Pour quelqu’un qui venait d’être désigné par Donald Trump comme son négociateur en chef, cela avait de quoi inquiéter. Mais dans le monde du président américain, cela n’était pas si important que cela. Mieux vaut mettre en place quelqu’un qui sache négocier comme on achète un immeuble, un homme du concret, plutôt qu’un diplomate russophone chevronné qui utilise les codes du monde d’avant. Ce qu’on ignorait jusqu’ici, c’est que Vladimir Poutine pensait exactement la même chose.

Au début, Trump avait comme envoyé spécial pour l’Ukraine un ancien général du nom de Keith Kellogg. Réputé hostile à la Russie et surtout, ayant une fille impliquée dans une ONG en Ukraine, le Kremlin a très rapidement fait part à Washington de son souhait de changer d’intermédiaire. Le Wall Street Journal nous apprend ainsi que Poutine aurait indiqué qu’il ne souhaitait parler qu’à une seule personne dans l’équipe Trump. Après consultation avec les équipes de « profilers » du Kremlin, Witkoff parut être le candidat idéal. La demande fut adressée à la Maison Blanche via les offices de Mohamed Bin Salman, le prince héritier d’Arabie saoudite. Poutine refusait catégoriquement de parler à la CIA, au Département d’État ou à un ancien général. Le message était clair : une personne seulement, pas d’espion, pas de diplomate, même pas un russophone nécessairement, pas d’escorte, pas de traducteur, une seule personne. Au fil des discussions, d’autres figures firent leur apparition dans le secret des négociations au Kremlin. Dernier en date, Jared Kushner, le gendre de Trump, souvent là lorsqu’il s’agit d’aborder le volet économique et financier du « deal ». En l’occurrence, il s’agit à présent du financement de la reconstruction de l’Ukraine.

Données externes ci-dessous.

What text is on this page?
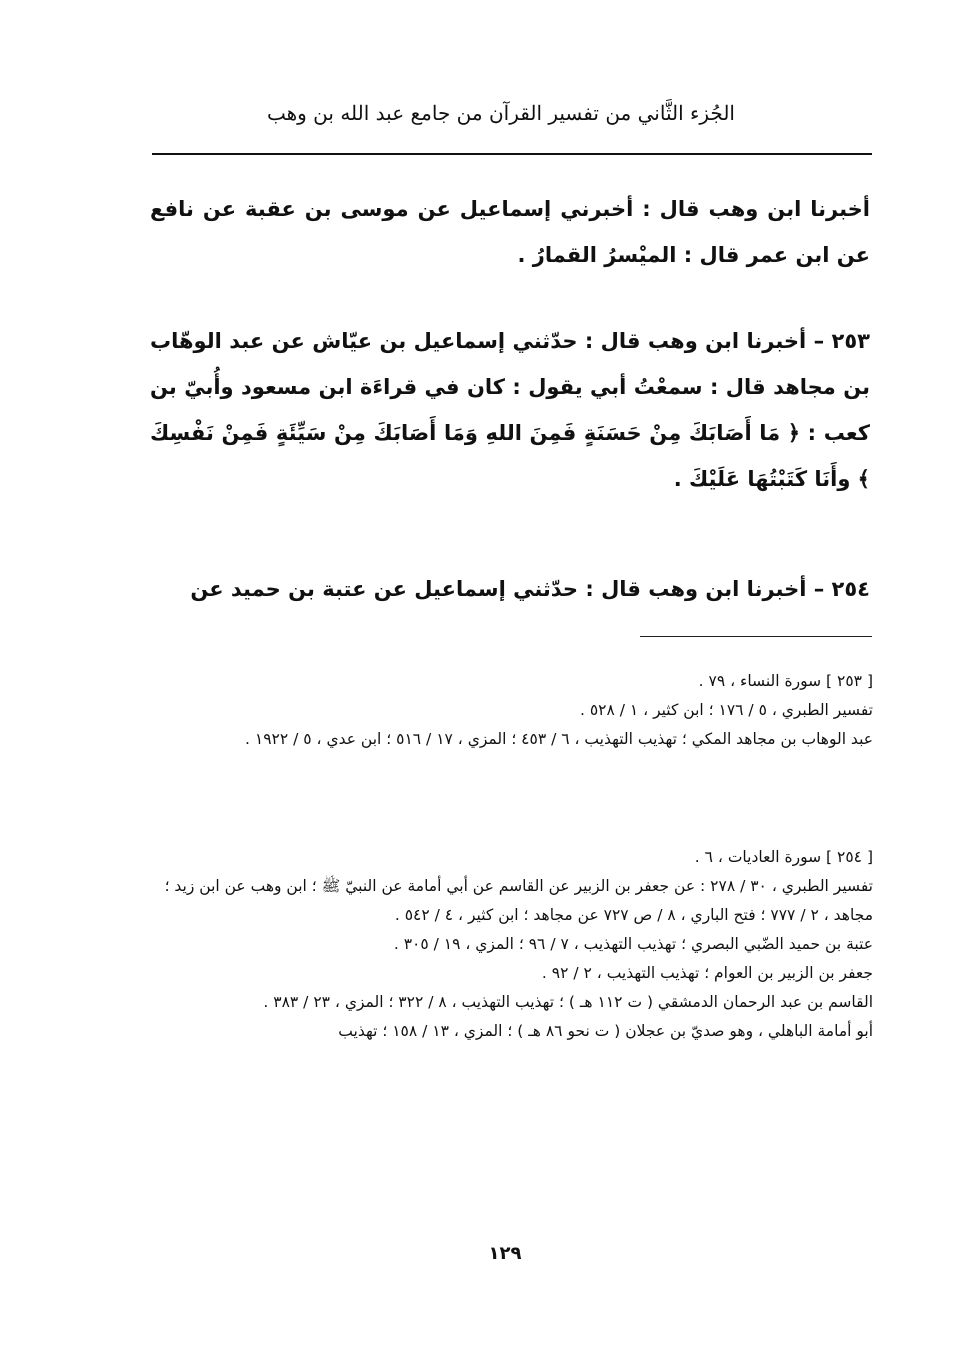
الجُزء الثَّاني من تفسير القرآن من جامع عبد الله بن وهب
أخبرنا ابن وهب قال : أخبرني إسماعيل عن موسى بن عقبة عن نافع عن ابن عمر قال : الميْسرُ القمارُ .
٢٥٣ – أخبرنا ابن وهب قال : حدّثني إسماعيل بن عيّاش عن عبد الوهّاب بن مجاهد قال : سمعْتُ أبي يقول : كان في قراءَة ابن مسعود وأُبيّ بن كعب : ﴿ مَا أَصَابَكَ مِنْ حَسَنَةٍ فَمِنَ اللهِ وَمَا أَصَابَكَ مِنْ سَيِّئَةٍ فَمِنْ نَفْسِكَ ﴾ وأَنَا كَتَبْتُهَا عَلَيْكَ .
٢٥٤ – أخبرنا ابن وهب قال : حدّثني إسماعيل عن عتبة بن حميد عن

[ ٢٥٣ ] سورة النساء ، ٧٩ .

تفسير الطبري ، ٥ / ١٧٦ ؛ ابن كثير ، ١ / ٥٢٨ .

عبد الوهاب بن مجاهد المكي ؛ تهذيب التهذيب ، ٦ / ٤٥٣ ؛ المزي ، ١٧ / ٥١٦ ؛ ابن عدي ، ٥ / ١٩٢٢ .

[ ٢٥٤ ] سورة العاديات ، ٦ .

تفسير الطبري ، ٣٠ / ٢٧٨ : عن جعفر بن الزبير عن القاسم عن أبي أمامة عن النبيّ ﷺ ؛ ابن وهب عن ابن زيد ؛ مجاهد ، ٢ / ٧٧٧ ؛ فتح الباري ، ٨ / ص ٧٢٧ عن مجاهد ؛ ابن كثير ، ٤ / ٥٤٢ .

عتبة بن حميد الضّبي البصري ؛ تهذيب التهذيب ، ٧ / ٩٦ ؛ المزي ، ١٩ / ٣٠٥ .

جعفر بن الزبير بن العوام ؛ تهذيب التهذيب ، ٢ / ٩٢ .

القاسم بن عبد الرحمان الدمشقي ( ت ١١٢ هـ ) ؛ تهذيب التهذيب ، ٨ / ٣٢٢ ؛ المزي ، ٢٣ / ٣٨٣ .

أبو أمامة الباهلي ، وهو صديّ بن عجلان ( ت نحو ٨٦ هـ ) ؛ المزي ، ١٣ / ١٥٨ ؛ تهذيب

١٢٩
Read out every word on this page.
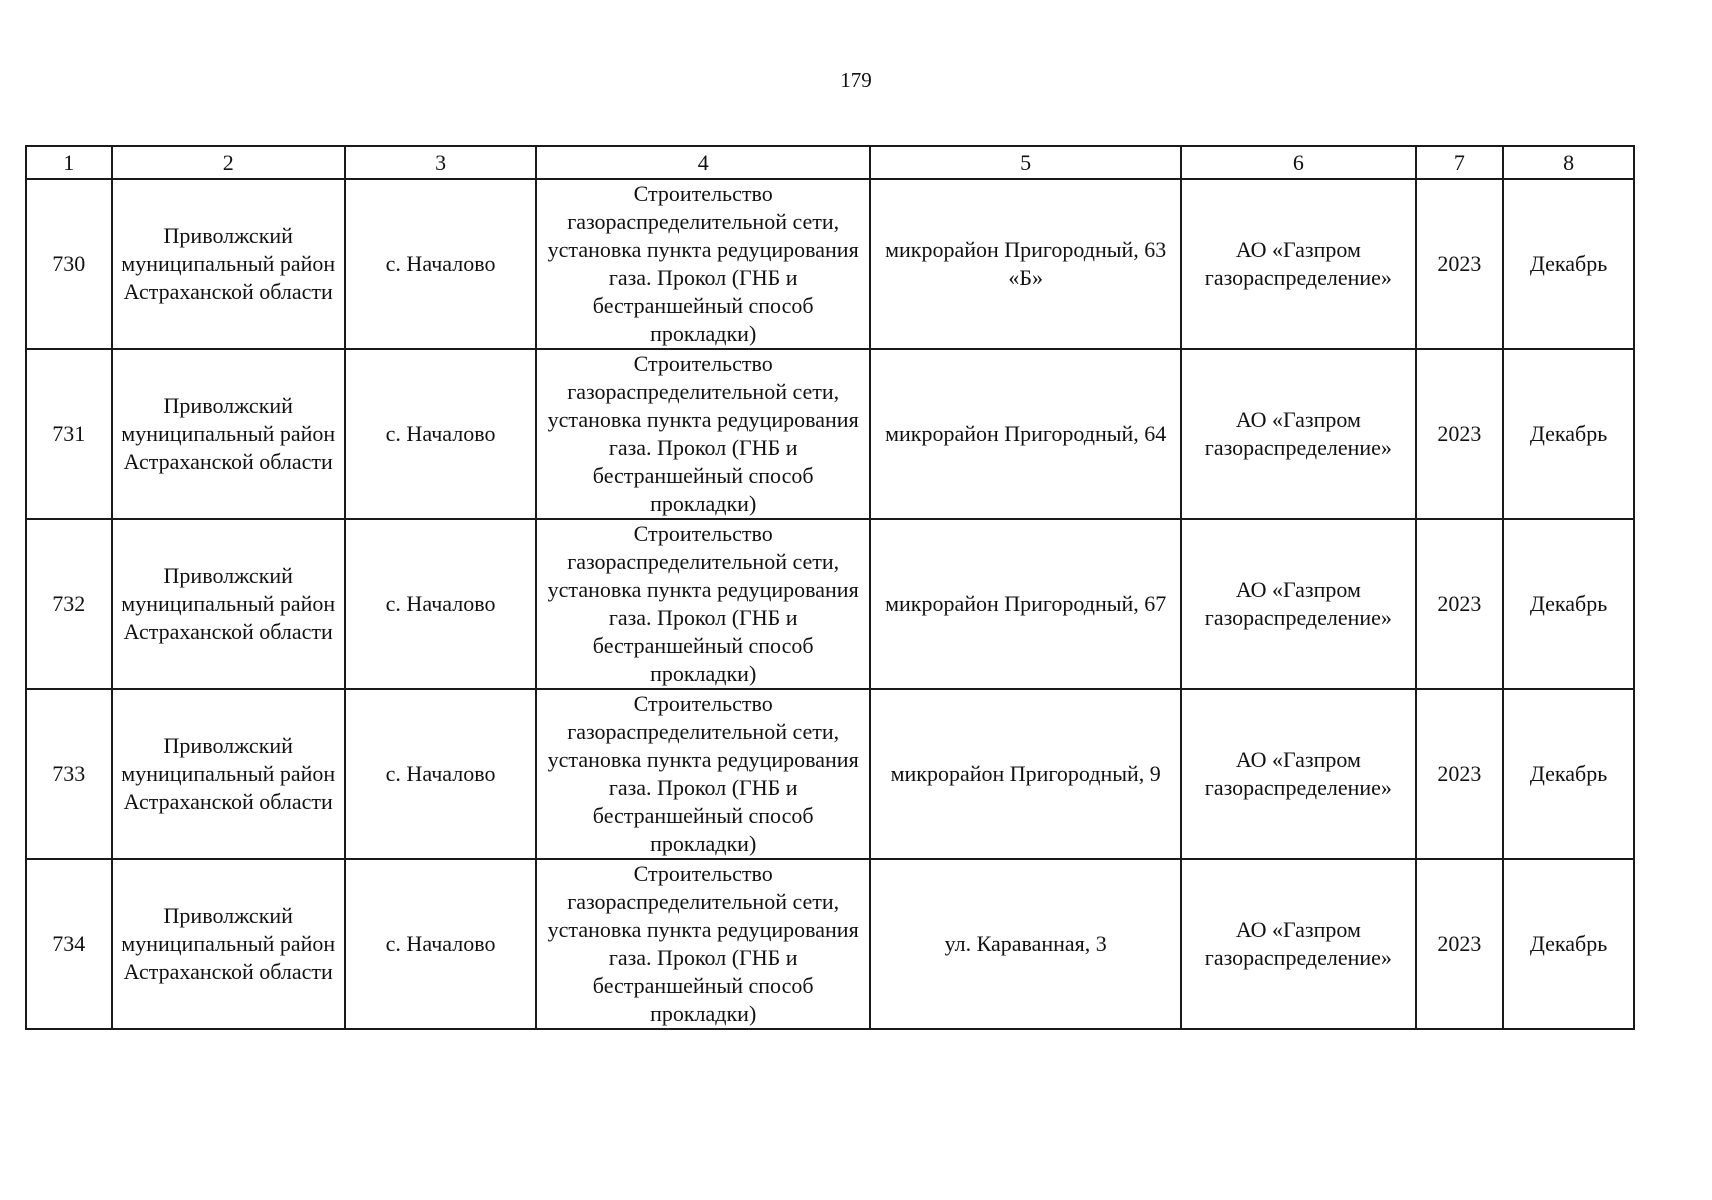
179
1	2	3	4	5	6	7	8
730	Приволжский муниципальный район Астраханской области	с. Началово	Строительство газораспределительной сети, установка пункта редуцирования газа. Прокол (ГНБ и бестраншейный способ прокладки)	микрорайон Пригородный, 63 «Б»	АО «Газпром газораспределение»	2023	Декабрь
731	Приволжский муниципальный район Астраханской области	с. Началово	Строительство газораспределительной сети, установка пункта редуцирования газа. Прокол (ГНБ и бестраншейный способ прокладки)	микрорайон Пригородный, 64	АО «Газпром газораспределение»	2023	Декабрь
732	Приволжский муниципальный район Астраханской области	с. Началово	Строительство газораспределительной сети, установка пункта редуцирования газа. Прокол (ГНБ и бестраншейный способ прокладки)	микрорайон Пригородный, 67	АО «Газпром газораспределение»	2023	Декабрь
733	Приволжский муниципальный район Астраханской области	с. Началово	Строительство газораспределительной сети, установка пункта редуцирования газа. Прокол (ГНБ и бестраншейный способ прокладки)	микрорайон Пригородный, 9	АО «Газпром газораспределение»	2023	Декабрь
734	Приволжский муниципальный район Астраханской области	с. Началово	Строительство газораспределительной сети, установка пункта редуцирования газа. Прокол (ГНБ и бестраншейный способ прокладки)	ул. Караванная, 3	АО «Газпром газораспределение»	2023	Декабрь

Les services de renseignement russes avaient repéré Witkoff depuis longtemps et étudié son profil. De là à penser que ce sont eux qui dictent à Trump via Poutine leurs desiderata, c’est un peu excessif. Car tant sur Gaza qu’avec l’Iran, Witkoff a établi des relations personnelles avec des interlocuteurs désignés, avec qui les contacts se font via des messageries, directement et en anglais. Pour cela, comme avec Poutine, Witkoff court-circuite volontiers l’appareil diplomatique, avec deux personnes comme référent à domicile : Marco Rubio pour être briefé (parfois aussi par le NSC, le conseiller à la sécurité nationale), et Donald Trump comme ultime décideur.

Voir aussi : Avoirs russes, hold-up à haut risque ?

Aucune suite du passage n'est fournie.